Monday, January 14, 2008

Being attacked on a different front

Well, I've got what I consider a confirmation that the attacks on my mind and emotions are not a priority to the enemy anymore. This is because while my thoughts and feelings have been stable through the holiday season and then Jessica's birthday sleepover, one thing after another in my body is getting hit.

My last eye exam showed that the cataract in my left eye had matured, and was ready to come out. Then Dr. Roane ran an ultrasound of my uterus to see if the lining had thickened (a sign of cancer). It hadn't. :o) Then she said my white blood cell count is a little low so she had me go back to Dr. Pleasants to have more blood drawn because if it drops further they'll want to check for leukemia!

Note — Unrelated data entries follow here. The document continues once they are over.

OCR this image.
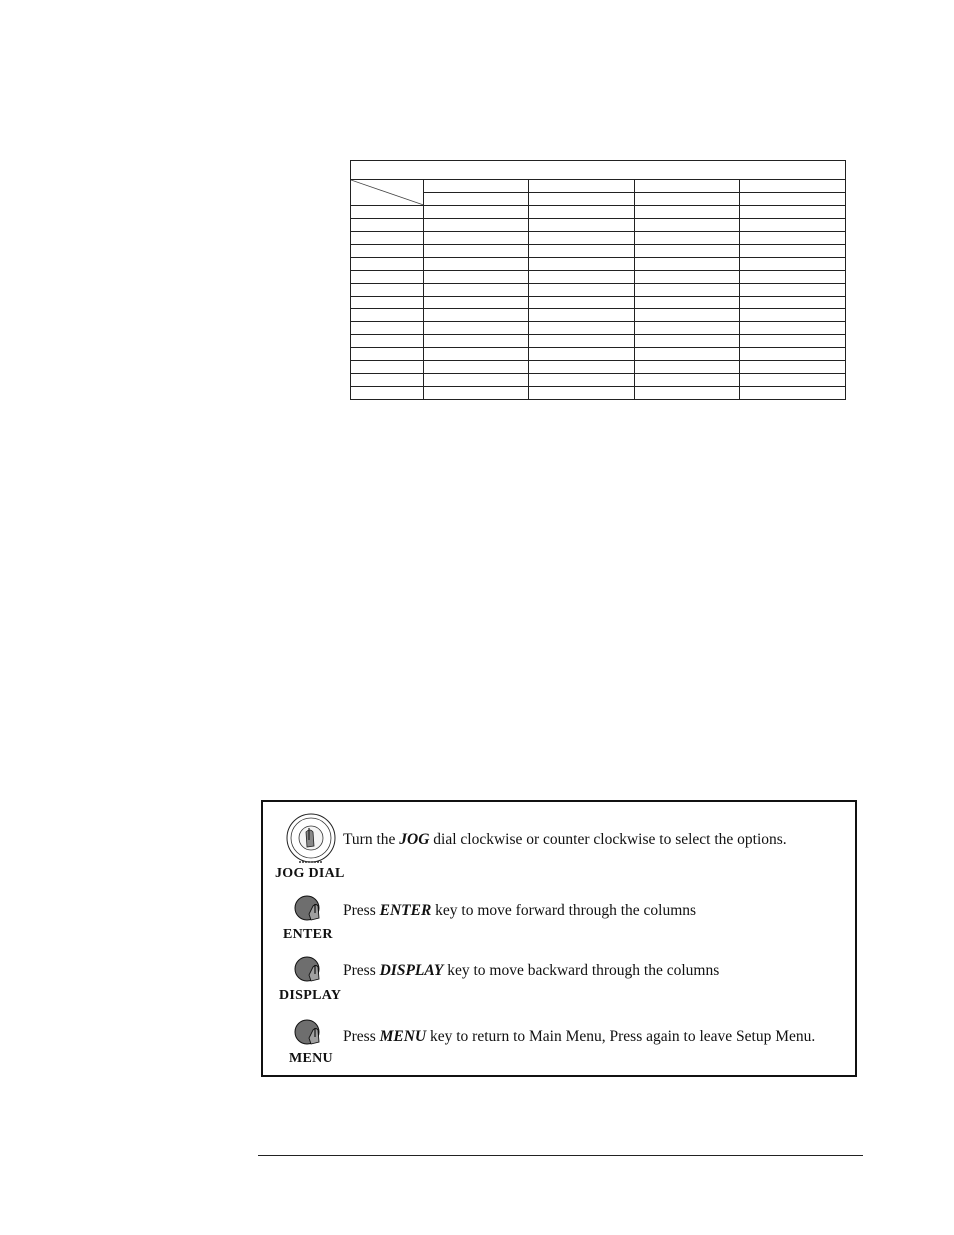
JOG DIAL
Turn the JOG dial clockwise or counter clockwise to select the options.
ENTER
Press ENTER key to move forward through the columns
DISPLAY
Press DISPLAY key to move backward through the columns
MENU
Press MENU key to return to Main Menu, Press again to leave Setup Menu.
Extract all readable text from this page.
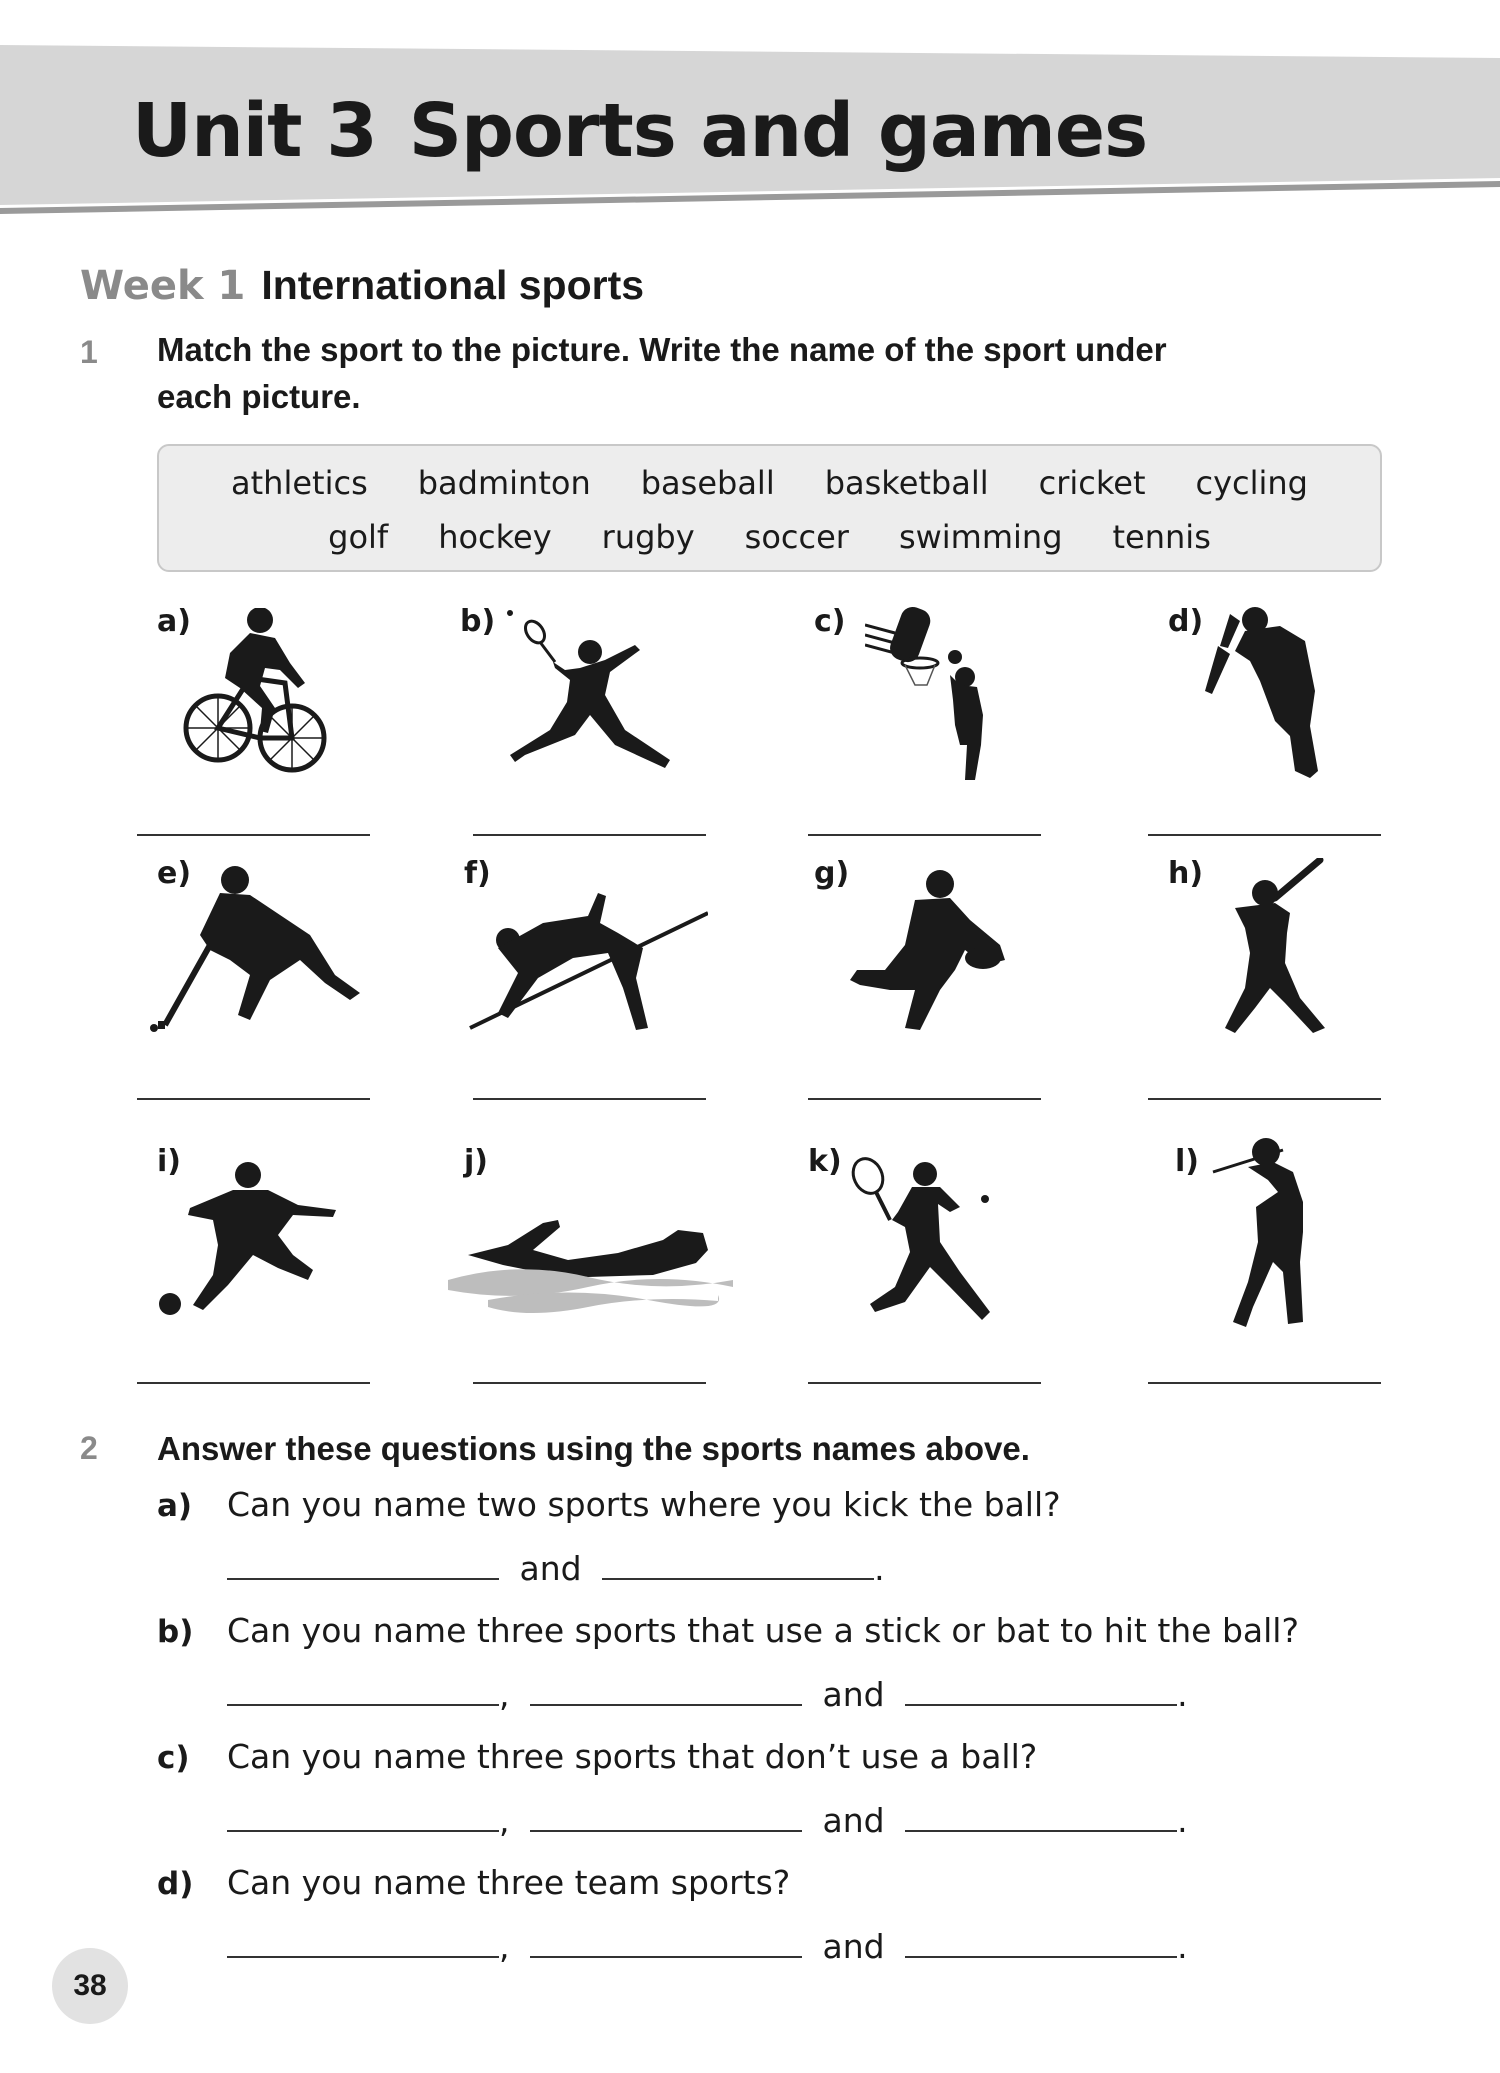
Unit 3 Sports and games
Week 1 International sports
1 Match the sport to the picture. Write the name of the sport under
each picture.
athletics badminton baseball basketball cricket cycling
golf hockey rugby soccer swimming tennis
a)	b)	c)	d)
e)	f)	g)	h)
i)	j)	k)	l)
2 Answer these questions using the sports names above.
a) Can you name two sports where you kick the ball?
and	.
b) Can you name three sports that use a stick or bat to hit the ball?
,	and	.
c) Can you name three sports that don’t use a ball?
,	and	.
d) Can you name three team sports?
,	and	.
38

I spend all day burping and ... flatulating, and most of the time feel like a parade float (full of gas). The area of my kidneys will start to ache for no reason, pretty much every day. It's not a constant pain, so I'm figuring it's the gas - but still, hey - leave me alone!

I had no doubt my endometrium was going to be normal, and I have no doubt my WBC is going to be normal in this next blood test. I know my kidneys are not in danger, and farting never hurt anyone (except the other people trapped in the car) - I'm not fazed by these potentially bothersome medical reports - having the word "cancer" bandied about like a tetherball, and not running to hide in a corner, tells me two things: my mental and emotional battles are finally turning, and in seeing that the enemy thinks he can just change the direction of my attack and I'll cave.

I'm just not the same person I was when this type of thing worked. What my body says does NOT determine the truth of the Gospel or the reality of the Living God. My life is but a vapor, like grass that grows today and tomorrow is burned up. What matters is my eternal life, which I know that I know that I know will be spent in Glory with my Father, my Savior and my Comforter - my GOD.